VIENTIANE, (PNA/Xinhua) — The Lao Center for HIV/AIDS/STI (CHAS) is calling for additional financial support for its work in spreading information about HIV/AIDS to at-risk sections of the public.
“Dr. Phengphet Phetvixay’s report on the funding situation indicates that the Center is taking a rational approach to strategically address funding limitations by re-directing the available resources to high impact, cost effective interventions such as a comprehensive HIV prevention program for key affected populations,” UNAIDS Country Coordinator, Pascal Stenier told Xinhua Friday.
This year, funding for campaigns against the virus has been cut significantly, Head of the center’s Information Education Communication Division, Dr. Phengphet Phetvixay said, according to local media.

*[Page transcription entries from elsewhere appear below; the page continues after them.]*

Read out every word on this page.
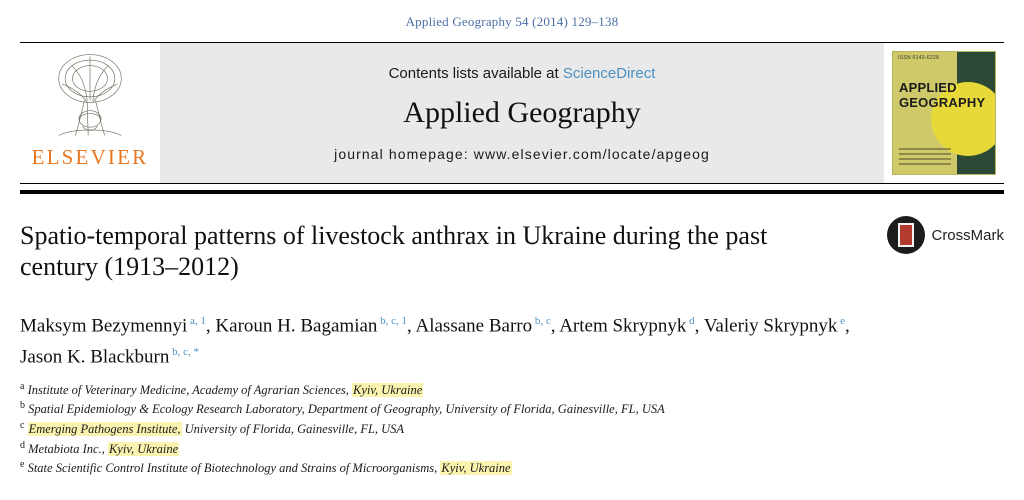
Applied Geography 54 (2014) 129–138
ELSEVIER
Contents lists available at ScienceDirect
Applied Geography
journal homepage: www.elsevier.com/locate/apgeog
ISSN 0143-6228
APPLIED
GEOGRAPHY
Spatio-temporal patterns of livestock anthrax in Ukraine during the past century (1913–2012)
CrossMark
Maksym Bezymennyi $^{a, 1}$, Karoun H. Bagamian $^{b, c, 1}$, Alassane Barro $^{b, c}$, Artem Skrypnyk $^d$, Valeriy Skrypnyk $^e$, Jason K. Blackburn $^{b, c, *}$
$^a$ Institute of Veterinary Medicine, Academy of Agrarian Sciences, Kyiv, Ukraine
$^b$ Spatial Epidemiology & Ecology Research Laboratory, Department of Geography, University of Florida, Gainesville, FL, USA
$^c$ Emerging Pathogens Institute, University of Florida, Gainesville, FL, USA
$^d$ Metabiota Inc., Kyiv, Ukraine
$^e$ State Scientific Control Institute of Biotechnology and Strains of Microorganisms, Kyiv, Ukraine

The center has subsequently had to cut back on its work among target groups such as secondary school students and factory workers. Instead the center is now focusing its campaign on service women, men who have sex with men, and people who inject drugs.

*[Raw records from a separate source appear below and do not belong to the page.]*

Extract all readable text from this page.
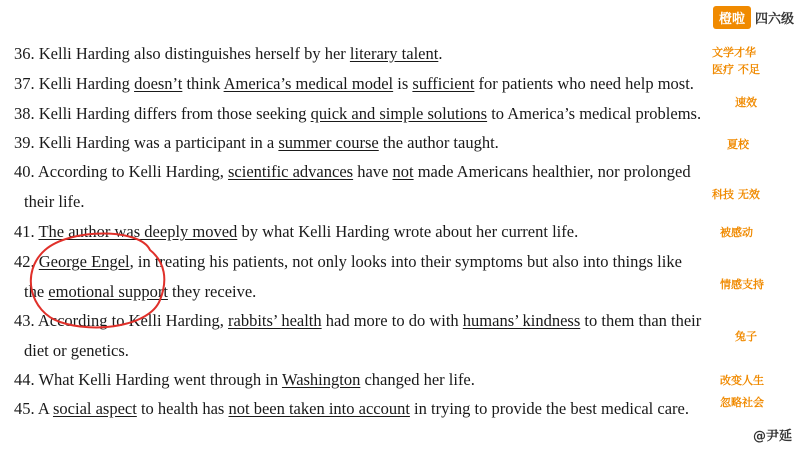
橙啦 四六级
36. Kelli Harding also distinguishes herself by her literary talent.
37. Kelli Harding doesn’t think America’s medical model is sufficient for patients who need help most.
38. Kelli Harding differs from those seeking quick and simple solutions to America’s medical problems.
39. Kelli Harding was a participant in a summer course the author taught.
40. According to Kelli Harding, scientific advances have not made Americans healthier, nor prolonged
their life.
41. The author was deeply moved by what Kelli Harding wrote about her current life.
42. George Engel, in treating his patients, not only looks into their symptoms but also into things like
the emotional support they receive.
43. According to Kelli Harding, rabbits’ health had more to do with humans’ kindness to them than their
diet or genetics.
44. What Kelli Harding went through in Washington changed her life.
45. A social aspect to health has not been taken into account in trying to provide the best medical care.
文学才华
医疗 不足
速效
夏校
科技 无效
被感动
情感支持
兔子
改变人生
忽略社会
@尹延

Financing of the program comes from Global Fund to Fight AIDS, Tuberculosis and Malaria, USAIDS, UNAIDS, UNICEF, the World Health Organization and the UN Population Fund. The Lao government provides 15 percent of the funding.
The funding problems are consistent with a 2012 CHAS report, 2012 Global AIDS Response Country Report for Lao PDR which predicted that “Funds from external sources will be going down in the near future, hence the need to mobilize more resources and increase domestic investment.”

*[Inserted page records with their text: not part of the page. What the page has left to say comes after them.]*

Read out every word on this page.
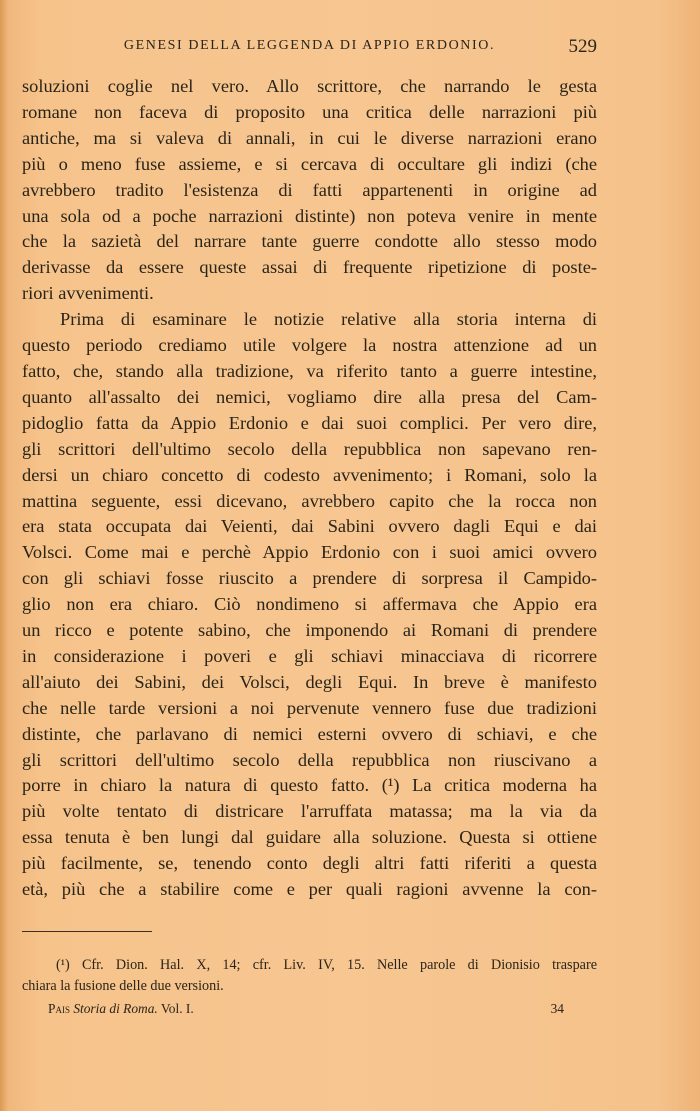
GENESI DELLA LEGGENDA DI APPIO ERDONIO.	529

soluzioni coglie nel vero. Allo scrittore, che narrando le gesta
romane non faceva di proposito una critica delle narrazioni più
antiche, ma si valeva di annali, in cui le diverse narrazioni erano
più o meno fuse assieme, e si cercava di occultare gli indizi (che
avrebbero tradito l'esistenza di fatti appartenenti in origine ad
una sola od a poche narrazioni distinte) non poteva venire in mente
che la sazietà del narrare tante guerre condotte allo stesso modo
derivasse da essere queste assai di frequente ripetizione di poste-
riori avvenimenti.

Prima di esaminare le notizie relative alla storia interna di
questo periodo crediamo utile volgere la nostra attenzione ad un
fatto, che, stando alla tradizione, va riferito tanto a guerre intestine,
quanto all'assalto dei nemici, vogliamo dire alla presa del Cam-
pidoglio fatta da Appio Erdonio e dai suoi complici. Per vero dire,
gli scrittori dell'ultimo secolo della repubblica non sapevano ren-
dersi un chiaro concetto di codesto avvenimento; i Romani, solo la
mattina seguente, essi dicevano, avrebbero capito che la rocca non
era stata occupata dai Veienti, dai Sabini ovvero dagli Equi e dai
Volsci. Come mai e perchè Appio Erdonio con i suoi amici ovvero
con gli schiavi fosse riuscito a prendere di sorpresa il Campido-
glio non era chiaro. Ciò nondimeno si affermava che Appio era
un ricco e potente sabino, che imponendo ai Romani di prendere
in considerazione i poveri e gli schiavi minacciava di ricorrere
all'aiuto dei Sabini, dei Volsci, degli Equi. In breve è manifesto
che nelle tarde versioni a noi pervenute vennero fuse due tradizioni
distinte, che parlavano di nemici esterni ovvero di schiavi, e che
gli scrittori dell'ultimo secolo della repubblica non riuscivano a
porre in chiaro la natura di questo fatto. (¹) La critica moderna ha
più volte tentato di districare l'arruffata matassa; ma la via da
essa tenuta è ben lungi dal guidare alla soluzione. Questa si ottiene
più facilmente, se, tenendo conto degli altri fatti riferiti a questa
età, più che a stabilire come e per quali ragioni avvenne la con-

(¹) Cfr. Dion. Hal. X, 14; cfr. Liv. IV, 15. Nelle parole di Dionisio traspare
chiara la fusione delle due versioni.
Pais Storia di Roma. Vol. I.	34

At least 80 percent of funding is used in the treatment of patients such as the purchase of anti-retroviral (ARV) drugs. However funding does not cover the costs of raising awareness of HIV among other at-risk groups such as migrant workers or those who move to Vientiane from rural areas, nor does it cover the cost of foreigners employed in HIV/AIDS campaigns.
Dr. Phetvixay urges everyone at risk to have a blood test for the virus. There are 149 locations in Laos that can give free blood tests including the main hospitals in Vientiane as well as many dispensaries and provincial or district hospitals.
There are also seven centers in Laos that can provide treatment for people living with HIV/AIDS.
According to UNAIDS, at the end of 2010, 34 million people were living with HIV across the globe including 3.4 million children under the age of 15, and 2.7 million new HIV infections were reported in 2010 alone.